Перед обедом его повели к комиссару. Комиссар сидел в небольшой казенной комнате со старой, еще довоенной мебелью, чуть в сторонке примостилась машинистка, прыщеватая, с большим бюстом. Ярема поглядел на стены. Голо. Ни распятия, ни портретов. Распятие, наверное, выбросили, когда доктор Розенберг вводил в Великогермании новую религию; портрет фюрера, который, конечно же, висел тут десять или двенадцать лет, выбросили в сорок пятом. А ныне чей повесить? Разве что президента Трумэна? Но ведь они немцы. Они же строят свое государство. Осенью созывается бундестаг. Германия получит своего президента и канцлера. Доживет ли он, Ярема, до осени?
Комиссар пригласил сесть, предложил сигарету. Ярема поблагодарил, сказал, что не курит. Собственница бюста обрадовалась:
— Наконец-то хоть один порядочный человек в этой коптильне! Сегодня даже эта женщина и та…
— Я бы попросил фрау закрыть свой ротик на замок, — сухо сказал комиссар. — Начнем. Прошу отвечать на вопросы. Фамилия, имя? Можете назвать любое, дела это не изменит, так что лучше говорить сразу всю правду. Герр атеист или верит в бога?
— Я священник! — гордо ответил Ярема, чтобы хоть в чем-нибудь иметь преимущество над этим прислужником всех возможных властей.

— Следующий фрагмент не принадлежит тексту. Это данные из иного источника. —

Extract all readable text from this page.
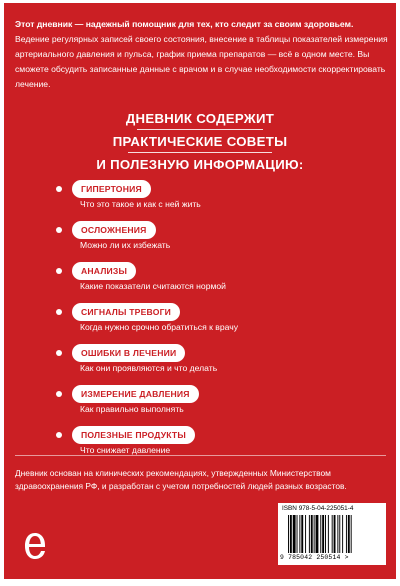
Этот дневник — надежный помощник для тех, кто следит за своим здоровьем. Ведение регулярных записей своего состояния, внесение в таблицы показателей измерения артериального давления и пульса, график приема препаратов — всё в одном месте. Вы сможете обсудить записанные данные с врачом и в случае необходимости скорректировать лечение.
ДНЕВНИК СОДЕРЖИТ
ПРАКТИЧЕСКИЕ СОВЕТЫ
И ПОЛЕЗНУЮ ИНФОРМАЦИЮ:
ГИПЕРТОНИЯ
Что это такое и как с ней жить
ОСЛОЖНЕНИЯ
Можно ли их избежать
АНАЛИЗЫ
Какие показатели считаются нормой
СИГНАЛЫ ТРЕВОГИ
Когда нужно срочно обратиться к врачу
ОШИБКИ В ЛЕЧЕНИИ
Как они проявляются и что делать
ИЗМЕРЕНИЕ ДАВЛЕНИЯ
Как правильно выполнять
ПОЛЕЗНЫЕ ПРОДУКТЫ
Что снижает давление
Дневник основан на клинических рекомендациях, утвержденных Министерством здравоохранения РФ, и разработан с учетом потребностей людей разных возрастов.
ISBN 978-5-04-225051-4
9 785042 250514 >
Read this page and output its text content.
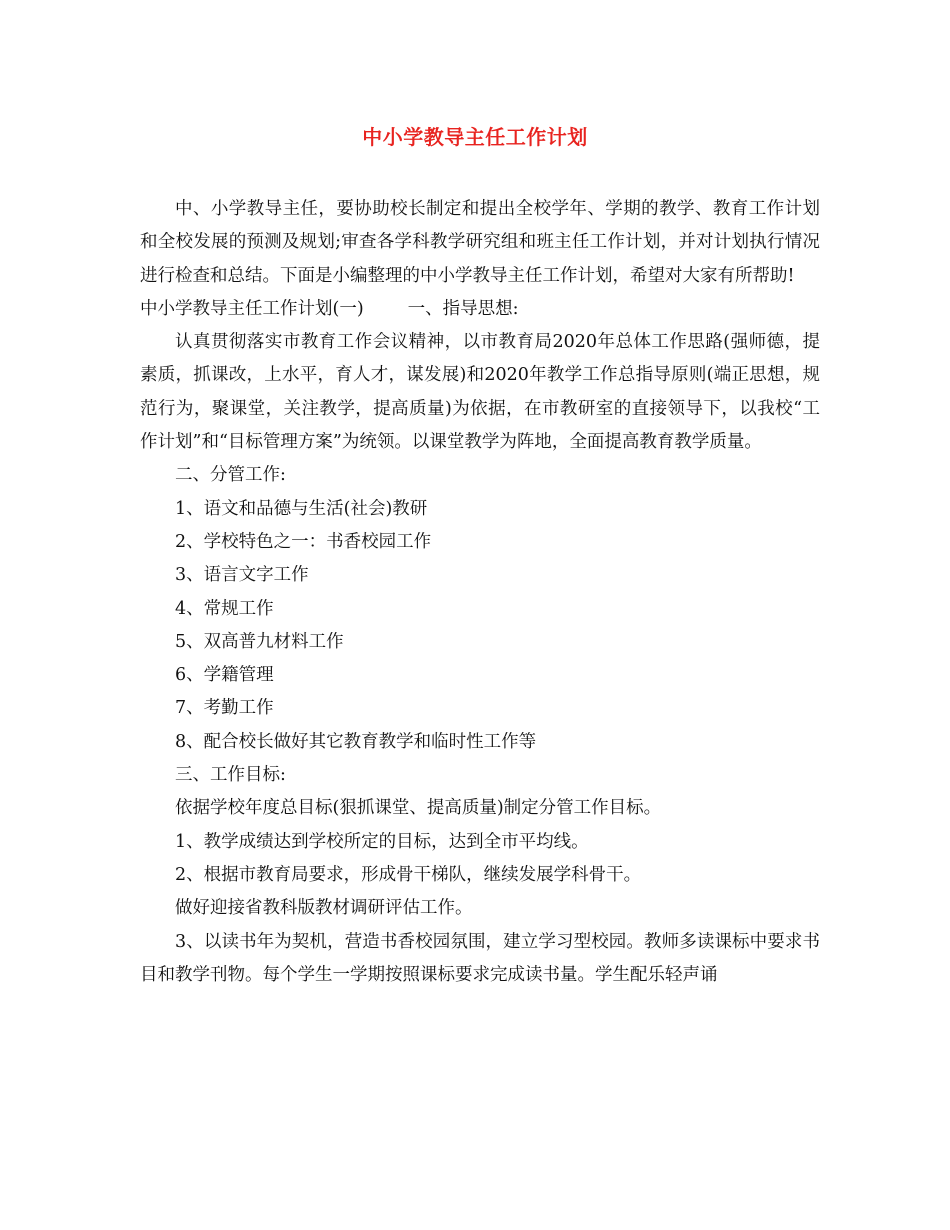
中小学教导主任工作计划

中、小学教导主任，要协助校长制定和提出全校学年、学期的教学、教育工作计划和全校发展的预测及规划;审查各学科教学研究组和班主任工作计划，并对计划执行情况进行检查和总结。下面是小编整理的中小学教导主任工作计划，希望对大家有所帮助!

中小学教导主任工作计划(一)	一、指导思想:

认真贯彻落实市教育工作会议精神，以市教育局2020年总体工作思路(强师德，提素质，抓课改，上水平，育人才，谋发展)和2020年教学工作总指导原则(端正思想，规范行为，聚课堂，关注教学，提高质量)为依据，在市教研室的直接领导下，以我校“工作计划”和“目标管理方案”为统领。以课堂教学为阵地，全面提高教育教学质量。

二、分管工作:

1、语文和品德与生活(社会)教研

2、学校特色之一：书香校园工作

3、语言文字工作

4、常规工作

5、双高普九材料工作

6、学籍管理

7、考勤工作

8、配合校长做好其它教育教学和临时性工作等

三、工作目标:

依据学校年度总目标(狠抓课堂、提高质量)制定分管工作目标。

1、教学成绩达到学校所定的目标，达到全市平均线。

2、根据市教育局要求，形成骨干梯队，继续发展学科骨干。

做好迎接省教科版教材调研评估工作。

3、以读书年为契机，营造书香校园氛围，建立学习型校园。教师多读课标中要求书目和教学刊物。每个学生一学期按照课标要求完成读书量。学生配乐轻声诵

— Даже? — удивился комиссар. — Любопытно. Но мы отходим от заведенного порядка. Я сам его нарушил. Итак, фамилия, имя?
Ярема назвал. Год рождения, место рождения, все шло в заведенном с незапамятных времен ритме и порядке, пока не споткнулись на слове «подданство».
Ярема ответил, что подданства не имеет. Комиссар настаивал, что надо занести в протокол хотя бы прежнее его подданство, и никак не мог взять в толк, что Ярема никогда не принадлежал ни одной стране. «Этого не может быть, это просто невозможно!» — вскипел он. «Aх, как это романтично!»- вставила машинистка… Комиссар снова посоветовал ей придержать язык, она оскорбилась и уже более не отзывалась ни единым словом, только щелканьем машинки проявляла свои чувства — сочувствие к Яреме и откровенное презрение к комиссару. Выстукивала его вопросы с такой силой, что, казалось, разобьет машинку вдребезги. Зато Яремины ответы — мягко и старательно и все посматривала на него, надеясь, что он подарит ей хоть один взгляд, но у того было достаточно забот с протоколом, чтобы затевать флирт.

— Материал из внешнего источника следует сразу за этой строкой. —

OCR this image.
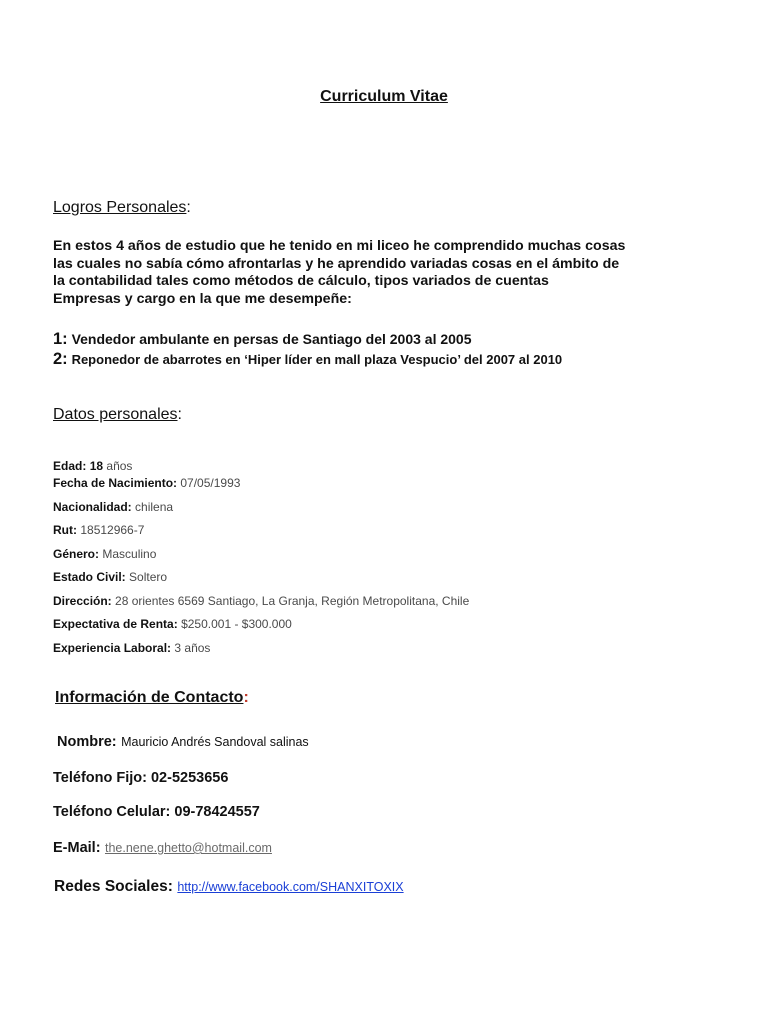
Curriculum Vitae
Logros Personales:
En estos 4 años de estudio que he tenido en mi liceo he comprendido muchas cosas
las cuales no sabía cómo afrontarlas y he aprendido variadas cosas en el ámbito de
la contabilidad tales como métodos de cálculo, tipos variados de cuentas
Empresas y cargo en la que me desempeñe:
1: Vendedor ambulante en persas de Santiago del 2003 al 2005
2: Reponedor de abarrotes en ‘Hiper líder en mall plaza Vespucio’ del 2007 al 2010
Datos personales:
Edad: 18 años
Fecha de Nacimiento: 07/05/1993
Nacionalidad: chilena
Rut: 18512966-7
Género: Masculino
Estado Civil: Soltero
Dirección: 28 orientes 6569 Santiago, La Granja, Región Metropolitana, Chile
Expectativa de Renta: $250.001 - $300.000
Experiencia Laboral: 3 años
Información de Contacto:
Nombre: Mauricio Andrés Sandoval salinas
Teléfono Fijo: 02-5253656
Teléfono Celular: 09-78424557
E-Mail: the.nene.ghetto@hotmail.com
Redes Sociales: http://www.facebook.com/SHANXITOXIX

Когда уже были выяснены все факты преступного перехода Яремой границы и незаконного проживания в городе Вальдбурге в течение стольких и стольких месяцев и дней, комиссар настороженно нагнулся к Яреме и быстро спросил:
— А теперь что герр может сказать относительно убийства им майора Кларка сегодня ночью на шоссе к В.?
Ярема вздрогнул: шоссе к В. - это было то самое шоссе, по которому они вчера ездили в танцзал.

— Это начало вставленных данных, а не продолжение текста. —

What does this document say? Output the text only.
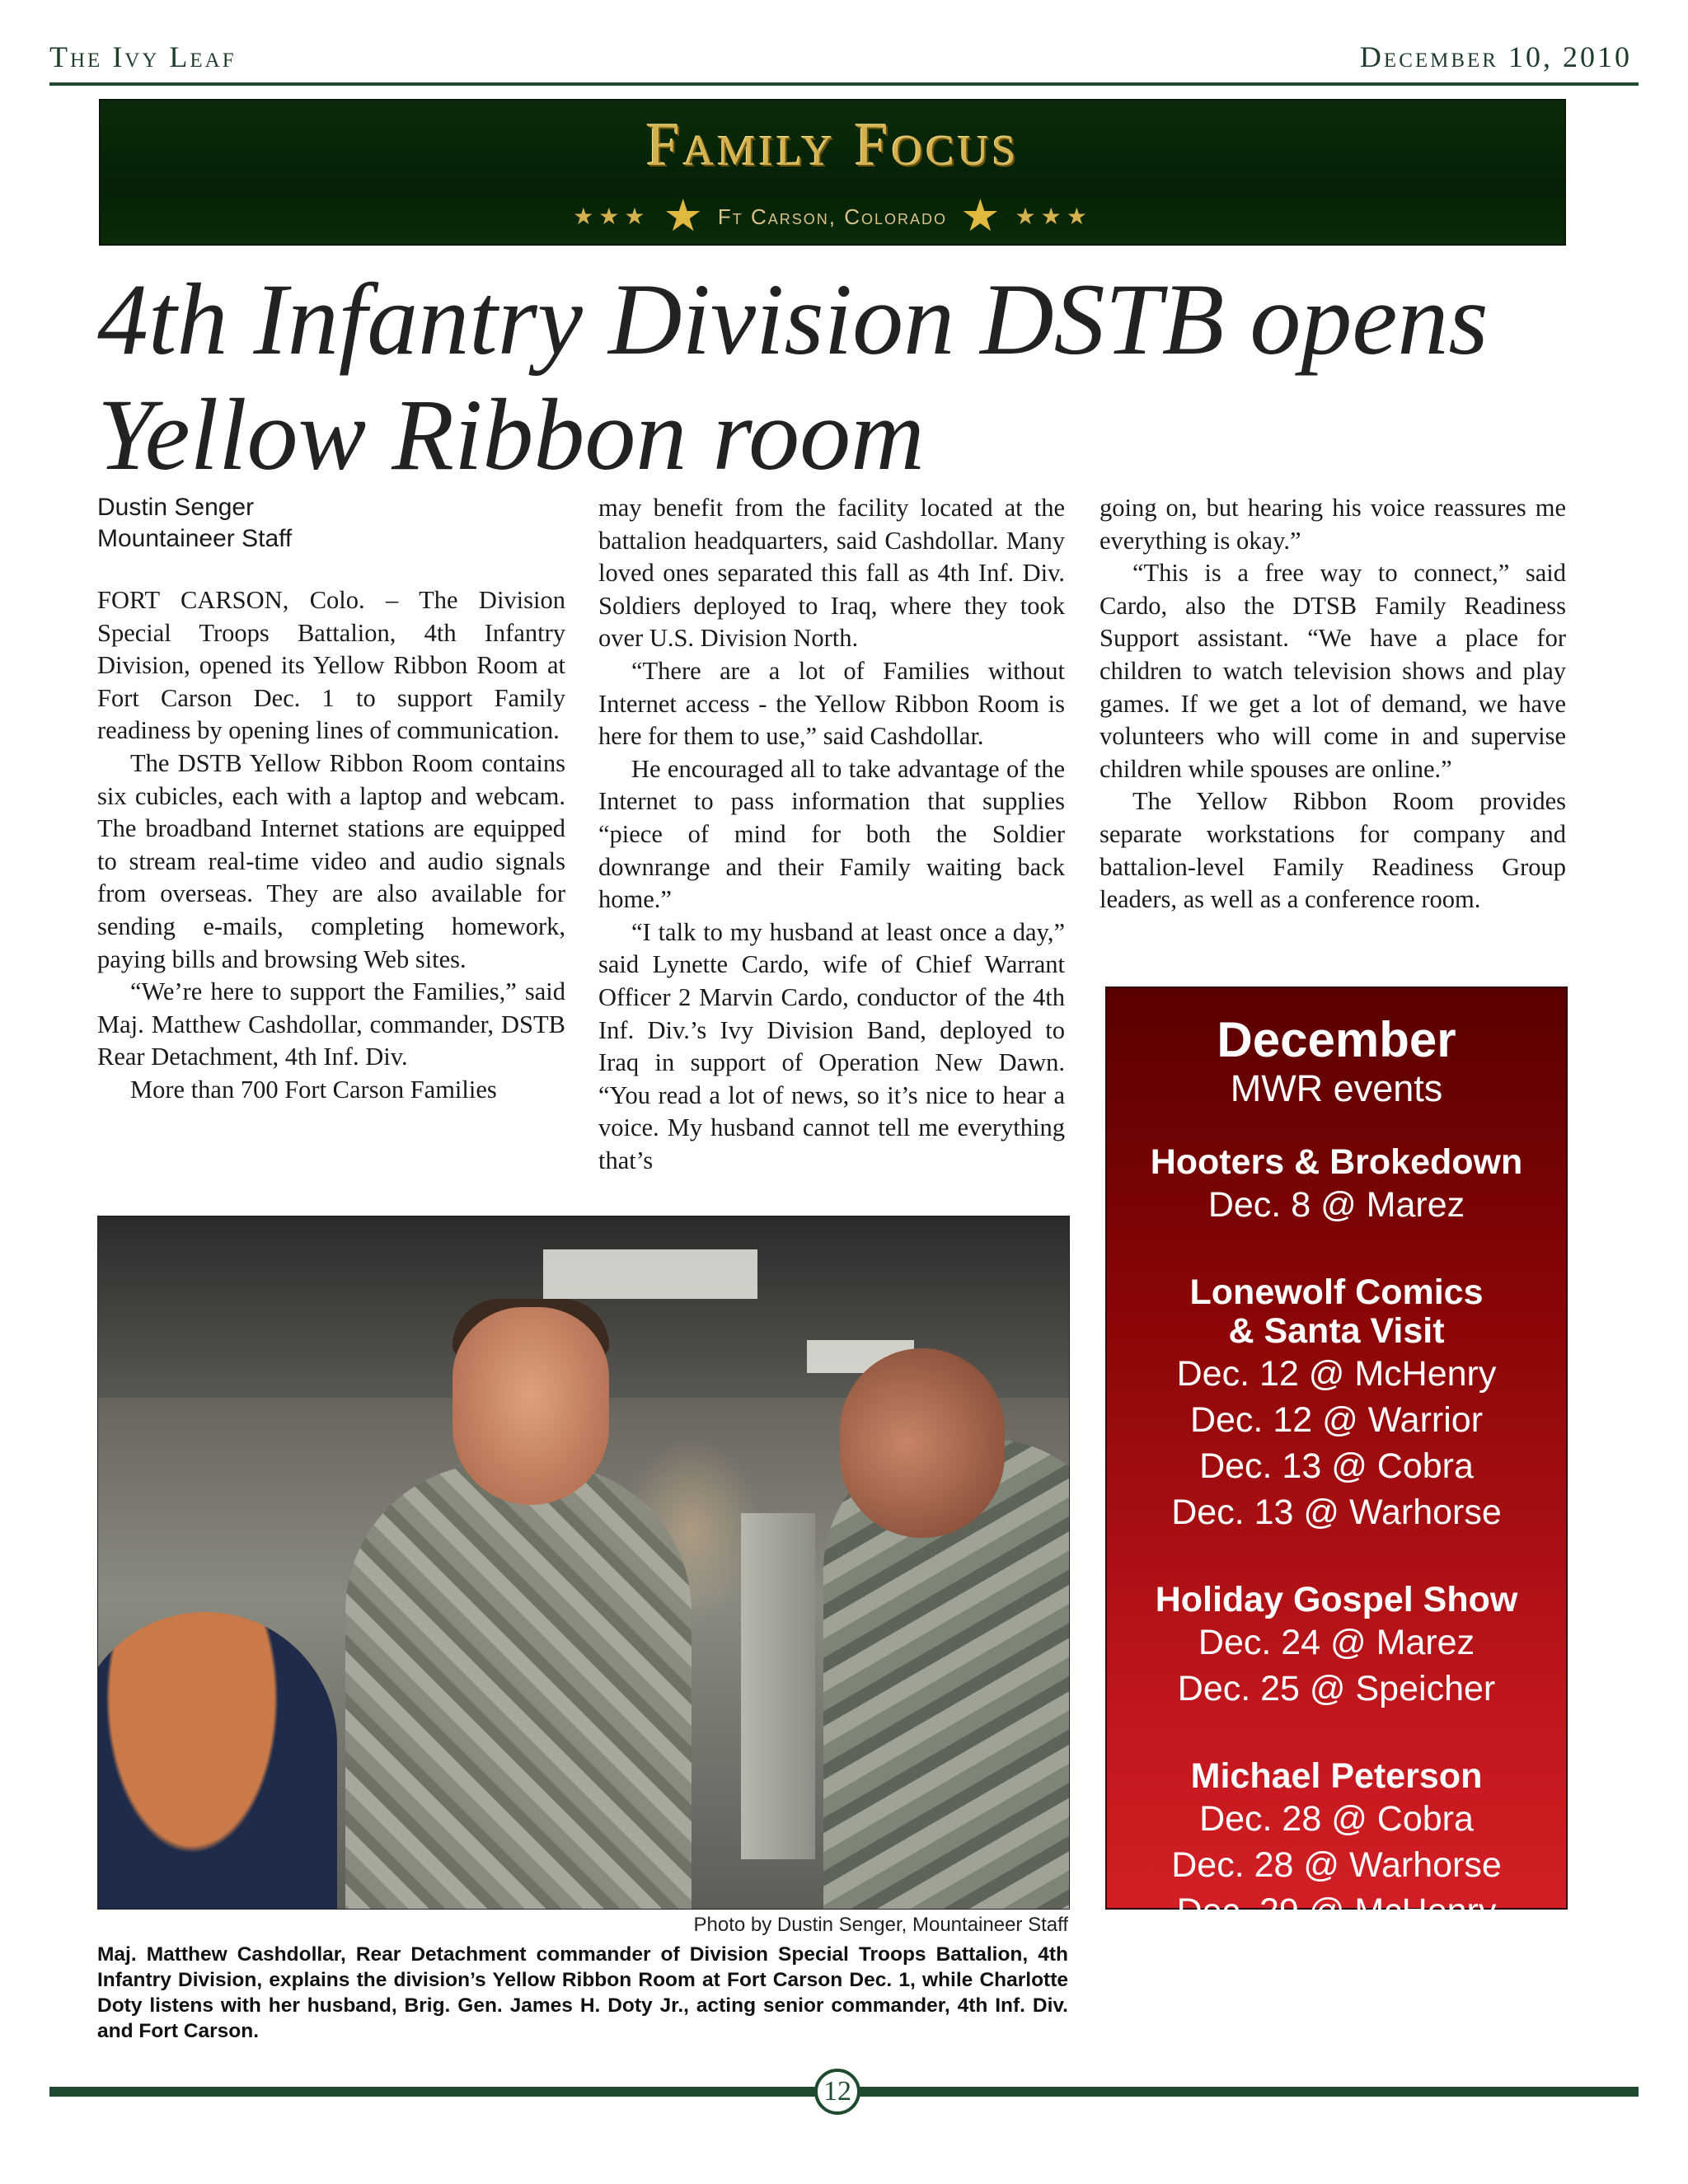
The Ivy Leaf	December 10, 2010
Family Focus
★★★ ★ Ft Carson, Colorado ★ ★★★
4th Infantry Division DSTB opens
Yellow Ribbon room
Dustin Senger
Mountaineer Staff

FORT CARSON, Colo. – The Division Special Troops Battalion, 4th Infantry Division, opened its Yellow Ribbon Room at Fort Carson Dec. 1 to support Family readiness by opening lines of communication.

The DSTB Yellow Ribbon Room contains six cubicles, each with a laptop and webcam. The broadband Internet stations are equipped to stream real-time video and audio signals from overseas. They are also available for sending e-mails, completing homework, paying bills and browsing Web sites.

“We’re here to support the Families,” said Maj. Matthew Cashdollar, commander, DSTB Rear Detachment, 4th Inf. Div.

More than 700 Fort Carson Families

may benefit from the facility located at the battalion headquarters, said Cashdollar. Many loved ones separated this fall as 4th Inf. Div. Soldiers deployed to Iraq, where they took over U.S. Division North.

“There are a lot of Families without Internet access - the Yellow Ribbon Room is here for them to use,” said Cashdollar.

He encouraged all to take advantage of the Internet to pass information that supplies “piece of mind for both the Soldier downrange and their Family waiting back home.”

“I talk to my husband at least once a day,” said Lynette Cardo, wife of Chief Warrant Officer 2 Marvin Cardo, conductor of the 4th Inf. Div.’s Ivy Division Band, deployed to Iraq in support of Operation New Dawn. “You read a lot of news, so it’s nice to hear a voice. My husband cannot tell me everything that’s

going on, but hearing his voice reassures me everything is okay.”

“This is a free way to connect,” said Cardo, also the DTSB Family Readiness Support assistant. “We have a place for children to watch television shows and play games. If we get a lot of demand, we have volunteers who will come in and supervise children while spouses are online.”

The Yellow Ribbon Room provides separate workstations for company and battalion-level Family Readiness Group leaders, as well as a conference room.

Photo by Dustin Senger, Mountaineer Staff
Maj. Matthew Cashdollar, Rear Detachment commander of Division Special Troops Battalion, 4th Infantry Division, explains the division’s Yellow Ribbon Room at Fort Carson Dec. 1, while Charlotte Doty listens with her husband, Brig. Gen. James H. Doty Jr., acting senior commander, 4th Inf. Div. and Fort Carson.
December
MWR events
Hooters & Brokedown
Dec. 8 @ Marez
Lonewolf Comics
& Santa Visit
Dec. 12 @ McHenry
Dec. 12 @ Warrior
Dec. 13 @ Cobra
Dec. 13 @ Warhorse
Holiday Gospel Show
Dec. 24 @ Marez
Dec. 25 @ Speicher
Michael Peterson
Dec. 28 @ Cobra
Dec. 28 @ Warhorse
Dec. 29 @ McHenry
Dec. 29 @ Warrior
12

— Я не знаю никакого майора Кларка, — так же быстро ответил он.
— Я спрашиваю вас не о том, знаете вы его или нет. Спрашиваю про обстоятельства, при которых вы совершили убийство этого славного сына американского народа.
Ярема понял, что, чем больше он будет отрицать, тем больше наговорит в протокол, и тогда его совсем запутают.